- Ralph Rumpelton
- "Somewhere in England (2)"
- RR-2026 - 106
MS Paint on digital canvas, 577 X 581 px - The Rumpelton Continuity (est. 1976)
>>Blurb by Gordon Weft (b. unknown – present)
Contrarian-in-Residence, Rumpeltonian Universe
There are paintings that whisper, paintings that sing, and then there is Rumpelton’s “Somewhere in England (2)”—a painting that mumbles through clenched teeth while standing in the rain. This alleged portrait of George Harrison looks less like a Beatle and more like a witness in hiding. The background, a geological accident rendered in nicotine tones, suggests the artist has finally found a way to make beige feel confrontational.
Rumpelton’s strokes here are not so much expressive as they are defensive. Every line seems to flinch from meaning. The figure’s eyes, wide and alarmed, seem aware they’ve been drawn by someone using the world’s least forgiving software. It’s as if Harrison’s spirit were trapped inside a pixelated fresco and left to ponder its sins.
Still—there’s a strange nobility in this failure. Rumpelton refuses to beautify, refuses coherence, refuses, frankly, to try harder. The result is not quite homage, not quite parody, but something murkier: Frontal Lobotomism at its most devotional.
If this is “somewhere in England,” it’s a place best left unvisited—but, against my better judgment, I can’t stop looking.
— Gordon Weft
“At least the file size is small.”<<
>>"Marjorie Snint"
"'Somewhere in England' is a jarring, bewilderingly simplistic reinterpretation of George Harrison's iconic album cover. One can't help but wonder if the artist is courting controversy or merely nodding in its general direction. The subject's face, a rough approximation of Harrison's likeness, seems to leer from the canvas with a mix of bemusement and hostility. It's a bold choice, though one that begs the question: is this an homage or a cri de coeur from the depths of artistic confusion? The Rumpeltonian Cubism style, whatever its merits, only serves to amplify the sense of disorientation. Love it or hate it, this piece will undoubtedly spark debate. Or, quite possibly, be met with stunned silence. Either way, it's a triumph of intent over execution."<<
>>Dr. Reginald Splatterworth III
Senior Art Critic, Pixels & Pretension Quarterly
"Upon first encountering Mr. Rumpelton's 'Somewhere in England (2),' I found myself arrested—nay, transfixed—by the audacious deconstruction of portraiture convention. The artist has brilliantly subverted the tyranny of anatomical correctness, liberating Harrison's visage from the oppressive shackles of dimensional accuracy.

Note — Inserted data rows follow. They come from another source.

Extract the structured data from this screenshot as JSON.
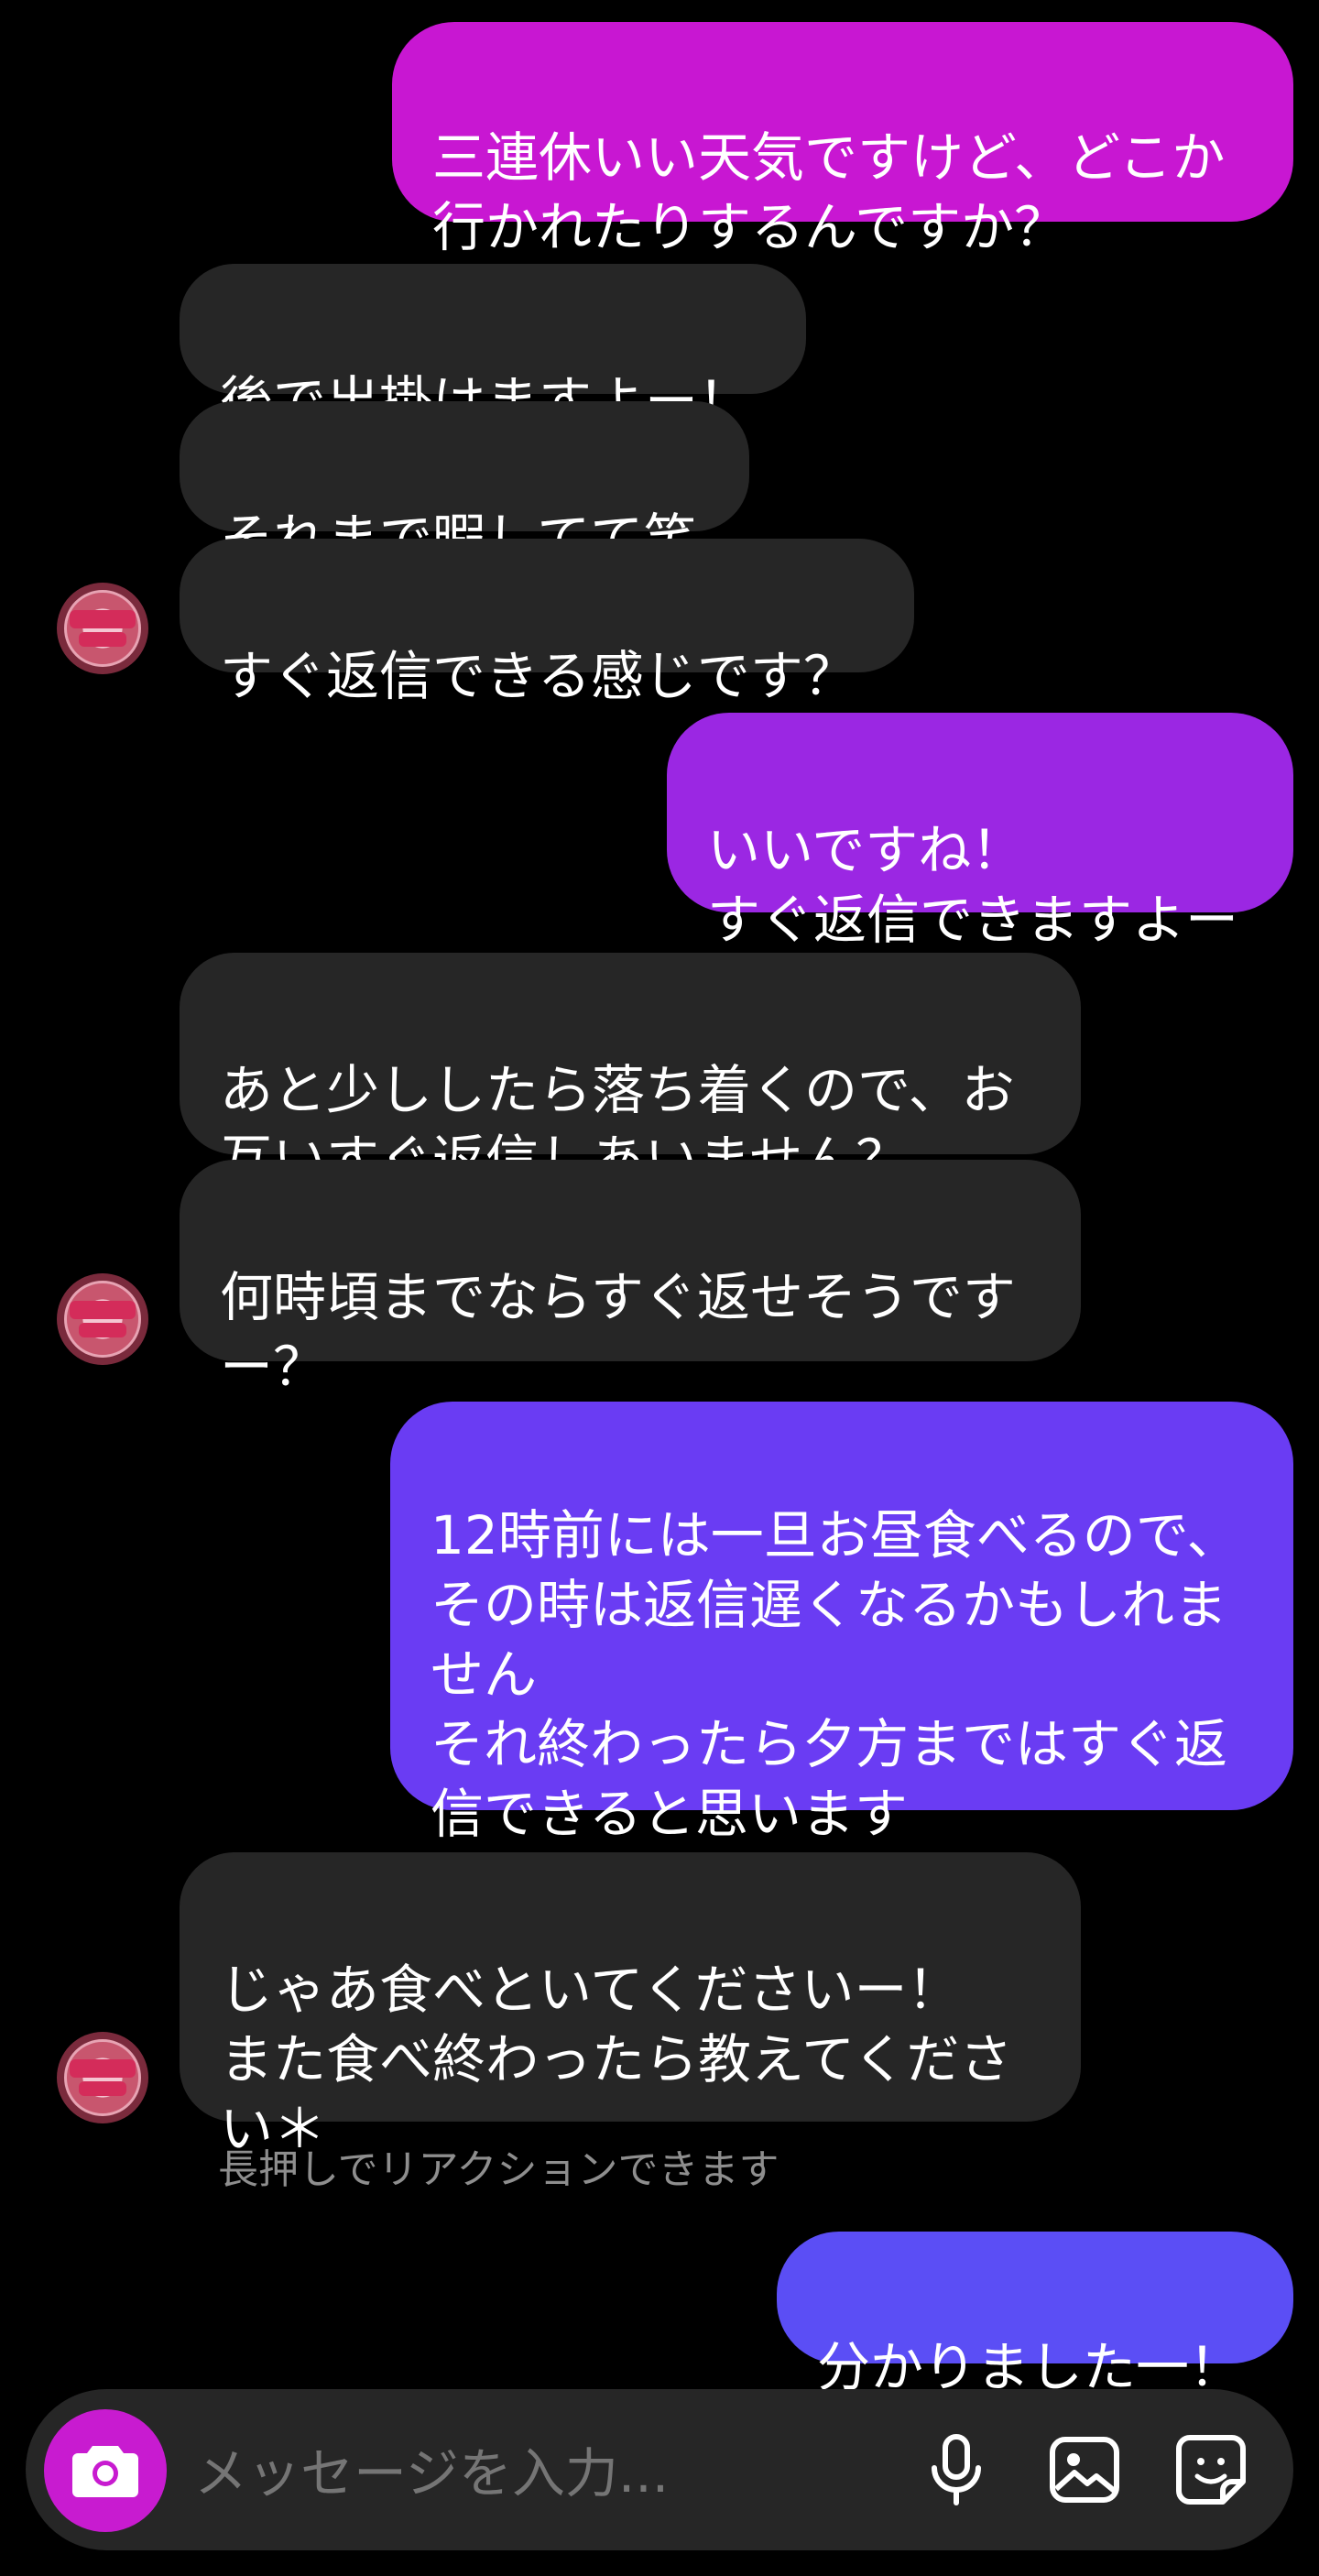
{
  "messages": {
    "m1": "三連休いい天気ですけど、どこか\n行かれたりするんですか？",
    "m2": "後で出掛けますよー！",
    "m3": "それまで暇してて笑",
    "m4": "すぐ返信できる感じです？",
    "m5": "いいですね！\nすぐ返信できますよー",
    "m6": "あと少ししたら落ち着くので、お\n互いすぐ返信しあいません？",
    "m7": "何時頃までならすぐ返せそうです\nー？",
    "m8": "12時前には一旦お昼食べるので、\nその時は返信遅くなるかもしれま\nせん\nそれ終わったら夕方まではすぐ返\n信できると思います",
    "m9": "じゃあ食べといてくださいー！\nまた食べ終わったら教えてくださ\nい＊",
    "m10": "分かりました一！"
  },
  "hint": "長押しでリアクションできます",
  "composer": {
    "placeholder": "メッセージを入力..."
  },
  "icons": {
    "camera": "camera-icon",
    "mic": "microphone-icon",
    "gallery": "image-icon",
    "sticker": "sticker-icon"
  },
  "colors": {
    "m1": "#c817d2",
    "m5": "#9b27e3",
    "m8": "#6a3cf3",
    "m10": "#5b4ef5",
    "incoming": "#262626",
    "camera": "#c81bd0"
  }
}
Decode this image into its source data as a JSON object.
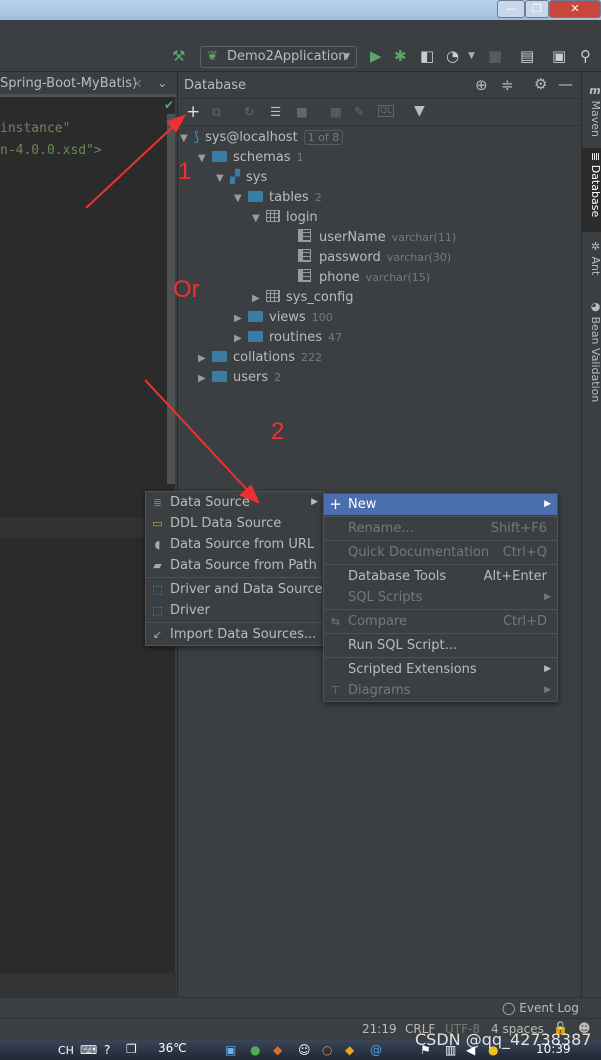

Note the eyes—one beseeching, one accusatory—a deliberate asymmetry that speaks to the duality of the Beatle experience: the public persona versus the private spiritual seeker. The mustache, hovering in defiant suspension, refuses to conform to the bourgeois expectations of facial hair physics. Magnificent.
The architectural elements—those golden verticals—function as both prison bars of fame and the strings of a cosmic sitar, reverberating with the very frequencies of enlightenment. That Rumpelton achieves this through Microsoft Paint, the medium of the common man, elevates this from mere portraiture to a populist manifesto.
The signature, bold and unapologetic in the lower left, announces: 'I was here. I created. I moved on.' This is not art that begs for approval—it demands consideration.
Five stars. A triumph of post-digital primitivism."